Multi Scale Deformable Attention (MSDAttn) has become a fundamental component in various vision tasks due to its effective multi scale grid sampling (MSGS). However, its reliance on random sampling results in highly irregular memory access patterns, making it a memory intensive operation inefficient for GPUs. Near memory processing (NMP) offers a promising solution for accelerating memory bound kernels, yet existing NMP based attention accelerators remain suboptimal for MSDAttn due to incompatible load balancing and data reuse strategies. Specifically, current NMP solutions uniformly distribute processing elements (PEs) across all banks, leading to significant PE underutilization and excessive cross bank data transfers. Moreover, most rely on locality based reuse, which fails under MSDAttn's unpredictable sampling patterns. To address these challenges, this paper presents DANMP, a hardware software co designed NMP based MSDAttn accelerator. On the hardware side, DANMP adopts non uniform NMP integration to handle unbalanced workloads, allocating PEs only in select banks for hot entries, while cold data are processed at the bank group level reducing PE idleness and cross bank transfers. On the software side, it introduces a clustering and packing (CAP) method that leverages clustering to improve temporal locality in query processing, enhancing data reuse. Finally, we implement host NMP co optimization techniques, including an optimized programming model, customized instructions, and a tailored dataflow. Experiments on object detection inference show that DANMP achieves 97.43x speedup and 208.47x energy efficiency improvement over NVIDIA A6000 GPU.
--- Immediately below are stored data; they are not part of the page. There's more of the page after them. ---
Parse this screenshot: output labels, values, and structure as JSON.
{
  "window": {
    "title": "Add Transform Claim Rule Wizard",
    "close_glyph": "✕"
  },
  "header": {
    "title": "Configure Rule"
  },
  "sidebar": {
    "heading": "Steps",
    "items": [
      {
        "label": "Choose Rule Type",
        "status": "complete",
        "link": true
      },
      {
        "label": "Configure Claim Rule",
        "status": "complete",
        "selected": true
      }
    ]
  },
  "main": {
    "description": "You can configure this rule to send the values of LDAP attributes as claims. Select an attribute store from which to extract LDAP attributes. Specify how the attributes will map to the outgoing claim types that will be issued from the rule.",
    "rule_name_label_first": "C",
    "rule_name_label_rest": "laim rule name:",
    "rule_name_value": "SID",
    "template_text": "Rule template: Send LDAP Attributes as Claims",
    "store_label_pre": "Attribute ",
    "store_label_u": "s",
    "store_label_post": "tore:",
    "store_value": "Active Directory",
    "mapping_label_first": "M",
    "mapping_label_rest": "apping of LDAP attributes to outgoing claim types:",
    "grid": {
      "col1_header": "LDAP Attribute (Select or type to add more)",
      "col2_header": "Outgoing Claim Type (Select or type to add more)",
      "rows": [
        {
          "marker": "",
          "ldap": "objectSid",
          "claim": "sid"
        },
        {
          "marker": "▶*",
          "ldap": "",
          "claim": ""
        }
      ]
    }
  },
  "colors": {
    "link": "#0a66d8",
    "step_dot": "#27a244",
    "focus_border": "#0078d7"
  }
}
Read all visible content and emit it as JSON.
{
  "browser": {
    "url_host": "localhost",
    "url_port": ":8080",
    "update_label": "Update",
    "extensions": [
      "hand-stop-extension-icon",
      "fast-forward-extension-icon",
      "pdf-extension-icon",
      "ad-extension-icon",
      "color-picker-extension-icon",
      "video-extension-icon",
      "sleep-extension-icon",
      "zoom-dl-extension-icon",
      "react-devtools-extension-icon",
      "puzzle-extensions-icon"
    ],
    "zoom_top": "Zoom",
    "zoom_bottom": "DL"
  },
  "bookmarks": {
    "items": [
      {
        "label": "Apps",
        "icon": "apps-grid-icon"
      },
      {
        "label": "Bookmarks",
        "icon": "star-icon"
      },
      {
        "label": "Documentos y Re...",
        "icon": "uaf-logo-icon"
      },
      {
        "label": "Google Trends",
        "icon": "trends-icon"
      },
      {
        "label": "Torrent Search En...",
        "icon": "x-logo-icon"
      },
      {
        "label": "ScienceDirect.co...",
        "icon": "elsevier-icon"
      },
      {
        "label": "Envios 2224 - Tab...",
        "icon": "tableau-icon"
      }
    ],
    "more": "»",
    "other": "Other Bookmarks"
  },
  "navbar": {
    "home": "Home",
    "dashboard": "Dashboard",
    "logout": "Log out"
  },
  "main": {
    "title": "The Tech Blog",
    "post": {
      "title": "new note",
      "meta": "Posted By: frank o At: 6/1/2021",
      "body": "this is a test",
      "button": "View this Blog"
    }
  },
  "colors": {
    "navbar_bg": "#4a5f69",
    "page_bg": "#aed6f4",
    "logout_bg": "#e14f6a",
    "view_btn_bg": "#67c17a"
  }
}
翻译：多尺度可变形注意力（MSDAttn）凭借其有效的多尺度网格采样（MSGS）机制，已成为各类视觉任务的基础组件。然而，其依赖随机采样的特性导致高度不规则的内存访问模式，使其成为对GPU而言效率低下的内存密集型操作。近内存处理（NMP）为加速内存受限的核心计算提供了前景广阔的解决方案，但现有的基于NMP的注意力加速器因负载均衡与数据重用策略不兼容，对MSDAttn仍非最优方案。具体而言，当前NMP解决方案将处理单元（PE）均匀分配至所有存储体，导致显著的PE利用率不足及过量的跨存储体数据传输。此外，多数方案依赖基于局部性的数据重用策略，这在MSDAttn不可预测的采样模式下难以生效。为应对这些挑战，本文提出DANMP——一种软硬件协同设计的基于NMP的MSDAttn加速器。在硬件层面，DANMP采用非均匀NMP集成以处理不均衡工作负载，仅将PE分配至热点数据所在的选定存储体，而冷数据则在存储体组级别进行处理，从而减少PE闲置与跨存储体传输。在软件层面，本文提出一种聚类打包（CAP）方法，通过聚类提升查询处理中的时间局部性以增强数据重用。最后，我们实现了主机-NMP协同优化技术，包括优化的编程模型、定制指令集及量身定制的数据流。目标检测推理实验表明，相较于NVIDIA A6000 GPU，DANMP实现了97.43倍的加速比与208.47倍的能效提升。